Day 9: Onwards across the barren blacksoil plains, sometimes playing host to Emu, Cockatiel, Brown Songlark, and the occasional Ground Cuckooshrike. The sewage ponds in Winton are often excellent, with chances for Red-kneed Dotterel, Black-tailed Nativehen, Hoary-headed Grebe, Pink-eared Duck, and Plum-headed Finch. The afternoon will be spent out in the spinifex, listening intently for the thin calls of Opalton Grasswren and Rufous-crowned Emuwren. We may see Crested Bellbird or Spinifexbird, and hopefully at dusk the elusive Grey Falcon will fly in to roost on his favourite radio tower. If not here, we have other chances in the coming week! Night in Winton. 


Day 10: A full day in Bladensburg National Park, a lovely area of mulga-covered rocky mesas. Here, the range-restricted Hall's Babbler and Chestnut-breasted Quailthrush are fairly easy to see, along with our first arid zone birds like the incomparable Spinifex Pigeon, Splendid Fairywren, Grey-headed Honeyeater, Red-browed Pardalote, Little Woodswallow, Zebra Finch, and more. We can try again for the spinifex specialties if needed, or just enjoy the excellent birding this area has to offer. This is as good a spot as any to look for Australian Owlet-nightjar, and maybe Spotted Nightjar after dark. Night in Winton. 


Day 11: Luggage back in the car, we head towards the mining town of Mount Isa. Along the way, we'll make stops searching for Varied Lorikeet, "Cloncurry" Australian Ringneck, and the unpredictable Pictorella Mannakin. This evening, we'll have our first attempt at finding Kalkadoon Grasswren in the nearby hills, along with the spectacular Painted Finch and the intriguing Purple-necked Rock-Wallaby. Night in Mount Isa.


Day 12: This is the morning for the threatened and highly range-restricted Carpentarian Grasswren, which we stand a good chance of finding in some remote woodland on the west side of the town. The area also holds Grey-fronted Honeyeater and Black-tailed Treecreeper. Later in the day we can explore the shores of Lake Moondarra, looking through the various waterbirds and maybe also bumping into Long-tailed Finch. We should also see Freshwater Crocodile here. Night in Mount Isa.

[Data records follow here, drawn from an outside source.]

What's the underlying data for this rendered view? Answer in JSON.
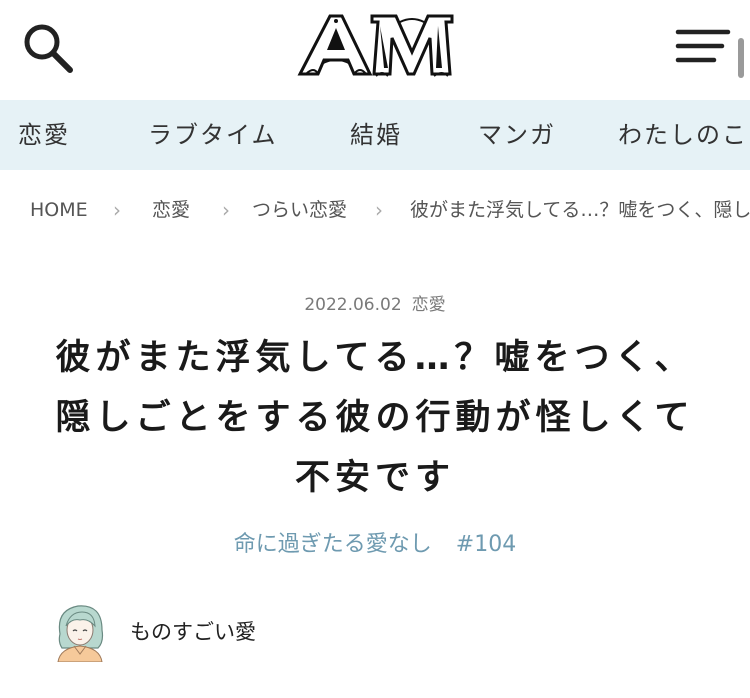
{
  "header": {
    "logo_text": "AM"
  },
  "nav": {
    "items": [
      {
        "label": "恋愛"
      },
      {
        "label": "ラブタイム"
      },
      {
        "label": "結婚"
      },
      {
        "label": "マンガ"
      },
      {
        "label": "わたしのこ"
      }
    ]
  },
  "breadcrumb": {
    "items": [
      "HOME",
      "恋愛",
      "つらい恋愛",
      "彼がまた浮気してる…？嘘をつく、隠し"
    ]
  },
  "article": {
    "date": "2022.06.02",
    "category": "恋愛",
    "title_line1": "彼がまた浮気してる…？嘘をつく、",
    "title_line2": "隠しごとをする彼の行動が怪しくて",
    "title_line3": "不安です",
    "series_name": "命に過ぎたる愛なし",
    "series_number": "#104",
    "author": "ものすごい愛"
  },
  "colors": {
    "nav_bg": "#e6f2f6",
    "series_link": "#6e9ab0",
    "text": "#222222"
  },
  "icons": [
    "search-icon",
    "hamburger-menu-icon",
    "chevron-right-icon",
    "avatar-illustration"
  ]
}
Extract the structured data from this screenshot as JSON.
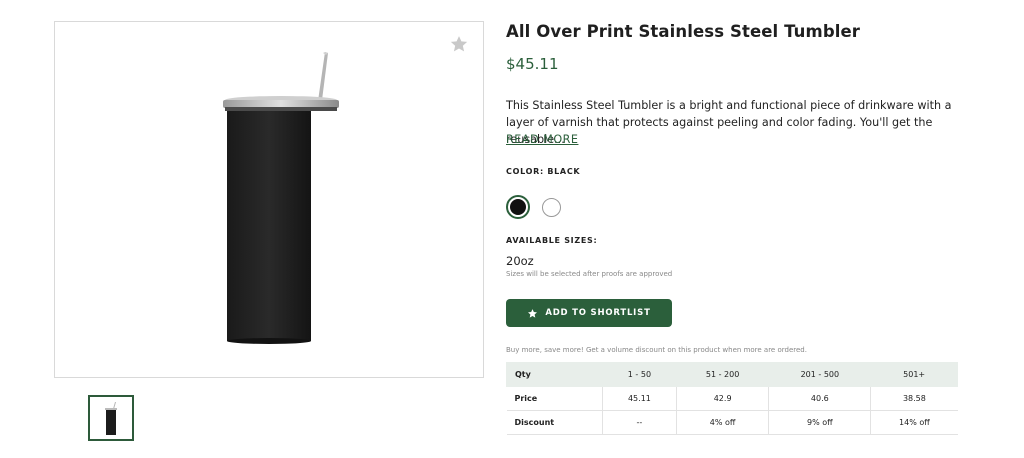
{
  "product": {
    "title": "All Over Print Stainless Steel Tumbler",
    "price": "$45.11",
    "description": "This Stainless Steel Tumbler is a bright and functional piece of drinkware with a layer of varnish that protects against peeling and color fading. You'll get the reusable...",
    "read_more_label": "READ MORE",
    "color_label": "COLOR: BLACK",
    "colors": [
      {
        "name": "Black",
        "hex": "#111111",
        "selected": true
      },
      {
        "name": "White",
        "hex": "#ffffff",
        "selected": false
      }
    ],
    "sizes_label": "AVAILABLE SIZES:",
    "size_value": "20oz",
    "size_note": "Sizes will be selected after proofs are approved",
    "shortlist_label": "ADD TO SHORTLIST",
    "bulk_note": "Buy more, save more! Get a volume discount on this product when more are ordered."
  },
  "gallery": {
    "favorite_icon": "star-icon",
    "thumbnails": [
      {
        "alt": "Black tumbler thumbnail",
        "selected": true
      }
    ]
  },
  "pricing_table": {
    "header": [
      "Qty",
      "1 - 50",
      "51 - 200",
      "201 - 500",
      "501+"
    ],
    "rows": [
      [
        "Price",
        "45.11",
        "42.9",
        "40.6",
        "38.58"
      ],
      [
        "Discount",
        "--",
        "4% off",
        "9% off",
        "14% off"
      ]
    ]
  },
  "colors": {
    "accent": "#2b5f3b",
    "table_header_bg": "#e8eeea"
  }
}
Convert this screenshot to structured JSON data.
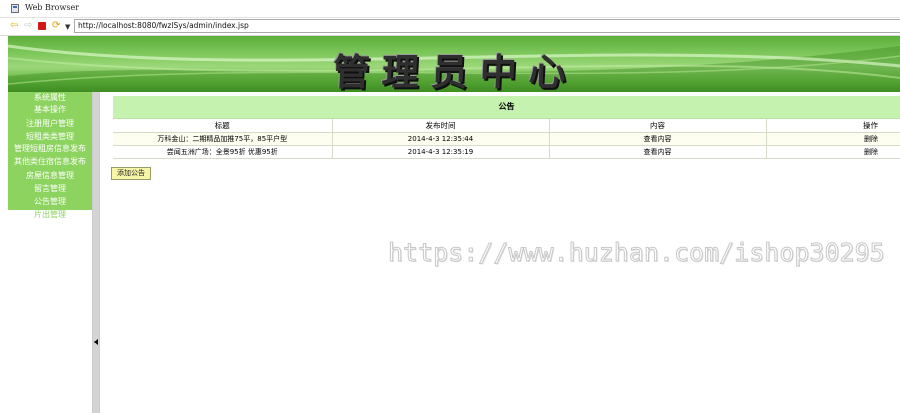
{
  "window": {
    "title": "Web Browser"
  },
  "toolbar": {
    "url": "http://localhost:8080/fwzlSys/admin/index.jsp"
  },
  "banner": {
    "title": "管理员中心"
  },
  "sidebar": {
    "items": [
      {
        "label": "系统属性"
      },
      {
        "label": "基本操作"
      },
      {
        "label": "注册用户管理"
      },
      {
        "label": "短租类类管理"
      },
      {
        "label": "管理短租房信息发布"
      },
      {
        "label": "其他类住宿信息发布"
      },
      {
        "label": "房屋信息管理"
      },
      {
        "label": "留言管理"
      },
      {
        "label": "公告管理"
      },
      {
        "label": "片出管理"
      }
    ]
  },
  "notice": {
    "caption": "公告",
    "columns": [
      "标题",
      "发布时间",
      "内容",
      "操作"
    ],
    "rows": [
      {
        "title": "万科金山：二期精品加推75平，85平户型",
        "time": "2014-4-3 12:35:44",
        "content": "查看内容",
        "action": "删除"
      },
      {
        "title": "尝闻五洲广场：全景95折 优惠95折",
        "time": "2014-4-3 12:35:19",
        "content": "查看内容",
        "action": "删除"
      }
    ],
    "add_button": "添加公告"
  },
  "watermark": {
    "text": "https://www.huzhan.com/ishop30295"
  },
  "colors": {
    "banner_green": "#7dc65a",
    "sidebar_green": "#8dd35f",
    "table_header": "#c6f2b0",
    "button_yellow": "#f7f5a8"
  }
}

Day 13: An extra morning to search for anything we still need before driving south to Boulia, this tiny town a real gateway to the outback! Night in Boulia. 


Day 14: Car-based birding at its best, today we work south through some really remote country, crossing seemingly endless expanses of gibber plains, dotted with (typically dry) shrubby watercourses and no other landmarks in sight for hundreds of kilometres. This is the realm of Letter-winged Kite, an amazing nocturnal raptor which is abundant in some years, and near-absent in others. Thankfully this area is the best place, and they are usually present! 


Depending on the amount of rainfall during months preceding the tour, we may see throngs of birds today, or just a few. Either way, targets will include Inland Dotterel, Banded Lapwing, Flock Bronzewing, Black Falcon, Budgerigar, White-winged Fairywren, Gibberbird, Crimson Chat, Orange Chat, Black Honeyeater, Pied Honeyeater, Cinnamon Quailthrush, and White-backed Swallow. Red Kangaroo dot the plains, while Wedge-tailed Eagle feed on any which have met their demise on the roadside. In the evening we'll arrive in Birdsville, and certainly visit the local watering hole for a beer or two with the locals. Night in Birdsville.


Day 15-16: Two full days to explore this remote corner of Australia, including sections of the Birdsville Track. Lying at the border of the Strzelecki and Simpson Deserts, we have more chances to see many of the species from previous days, particularly tricky ones like Grey Falcon. The stars of the show however are two excellent endemics: the lignum-loving Grey Grasswren and dune-loving Eyrean Grasswren. Depending on water levels and access, we may also be able to find Yellow Chat, though it is unpredictable. Other new species might include Red-backed Kingfisher, Banded Whiteface and Chirruping Wedgebill. Nights in Birdsville.


Day 17: The tour ends this morning with a flight from Birdsville to Brisbane International Airport (BNE).